Kondisi ini membuat generasi muda yang lemah imannya cenderung hanya mengonsumsi konten ringan dan menghibur, bukan konten pemikiran yang seharusnya dipelajari untuk menguatkan identitas Islam mereka. Akibatnya, muncul kepribadian ganda. Di satu sisi ingin menjadi muslim yang taat, namun di sisi lain tidak mampu menahan arus sekularisasi dan liberalisasi. Inilah salah satu penyebab utama lemahnya mental generasi muda.
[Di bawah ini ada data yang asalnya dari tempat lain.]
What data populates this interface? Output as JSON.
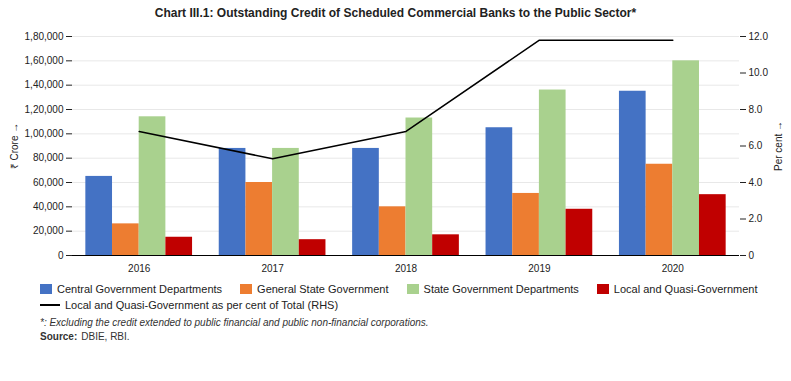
{
  "chart_data": {
    "type": "bar",
    "title": "Chart III.1: Outstanding Credit of Scheduled Commercial Banks to the Public Sector*",
    "categories": [
      "2016",
      "2017",
      "2018",
      "2019",
      "2020"
    ],
    "series": [
      {
        "name": "Central Government Departments",
        "color": "#4472c4",
        "values": [
          65000,
          88000,
          88000,
          105000,
          135000
        ]
      },
      {
        "name": "General State Government",
        "color": "#ed7d31",
        "values": [
          26000,
          60000,
          40000,
          51000,
          75000
        ]
      },
      {
        "name": "State Government Departments",
        "color": "#a9d18e",
        "values": [
          114000,
          88000,
          113000,
          136000,
          160000
        ]
      },
      {
        "name": "Local and Quasi-Government",
        "color": "#c00000",
        "values": [
          15000,
          13000,
          17000,
          38000,
          50000
        ]
      },
      {
        "name": "Local and Quasi-Government as per cent of Total (RHS)",
        "type": "line",
        "axis": "y2",
        "color": "#000000",
        "values": [
          6.8,
          5.3,
          6.8,
          11.8,
          11.8
        ]
      }
    ],
    "ylabel": "₹ Crore",
    "y2label": "Per cent",
    "ylim": [
      0,
      180000
    ],
    "yticks": [
      0,
      {
        "value": 20000,
        "label": "20,000"
      },
      {
        "value": 40000,
        "label": "40,000"
      },
      {
        "value": 60000,
        "label": "60,000"
      },
      {
        "value": 80000,
        "label": "80,000"
      },
      {
        "value": 100000,
        "label": "1,00,000"
      },
      {
        "value": 120000,
        "label": "1,20,000"
      },
      {
        "value": 140000,
        "label": "1,40,000"
      },
      {
        "value": 160000,
        "label": "1,60,000"
      },
      {
        "value": 180000,
        "label": "1,80,000"
      }
    ],
    "y2lim": [
      0,
      12.0
    ],
    "y2ticks": [
      0,
      {
        "value": 2,
        "label": "2.0"
      },
      {
        "value": 4,
        "label": "4.0"
      },
      {
        "value": 6,
        "label": "6.0"
      },
      {
        "value": 8,
        "label": "8.0"
      },
      {
        "value": 10,
        "label": "10.0"
      },
      {
        "value": 12,
        "label": "12.0"
      }
    ],
    "grid": true,
    "legend": "lower left",
    "footnote": "*: Excluding the credit extended to public financial and public non-financial corporations.",
    "source": {
      "label": "Source:",
      "text": "DBIE, RBI."
    }
  }
}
Mewujudkan Generasi Kuat Mental di Era Digital

Hari ini, ruang digital dan media sosial telah mengambil peran besar sebagai “pengasuh” generasi muslim. Kondisi ini secara perlahan menggeser pemikiran Islam dari benak mereka. Kemaksiatan dan kebebasan berekspresi yang dianggap normal di layar gawai lambat laun mengikis ketundukan terhadap syariat.

Padahal, pemikiran Islam dan ketaatan pada syariat merupakan unsur utama pembentuk kepribadian Islam. Ketika unsur ini melemah, generasi muda akan kesulitan menghadapi persoalan hidup, dan gangguan kesehatan mental pun menjadi sesuatu yang wajar terjadi.

Untuk menguatkan mental generasi muslim sekaligus mengaktifkan energi mereka bagi kebangkitan Islam, diperlukan penanaman akidah dan tsaqafah Islam secara sinergis oleh keluarga, masyarakat, dan negara. Keluarga sebagai sekolah pertama wajib menanamkan nilai keimanan sejak dini. Penguatan ini dilanjutkan di sekolah dan masyarakat melalui dakwah yang konsisten.

Negara pun memiliki peran strategis dalam mewujudkan sistem pendidikan yang berasaskan akidah Islam serta melindungi generasi dari berbagai serangan yang merusak, baik secara luring maupun daring. Konten yang berdampak negatif bagi generasi harus dicegah secara sistemik.

Kesabaran Rasulullah saw. dalam mendidik dan mengkader generasi muda patut menjadi teladan. Melalui pembinaan rutin di rumah Al-Arqam bin Abi Al-Arqam, Rasulullah saw. menanamkan iman dan tsaqafah Islam kepada para sahabat yang mayoritas masih berusia muda. Dari merekalah lahir generasi tangguh yang mampu mengantarkan Islam pada puncak kejayaannya.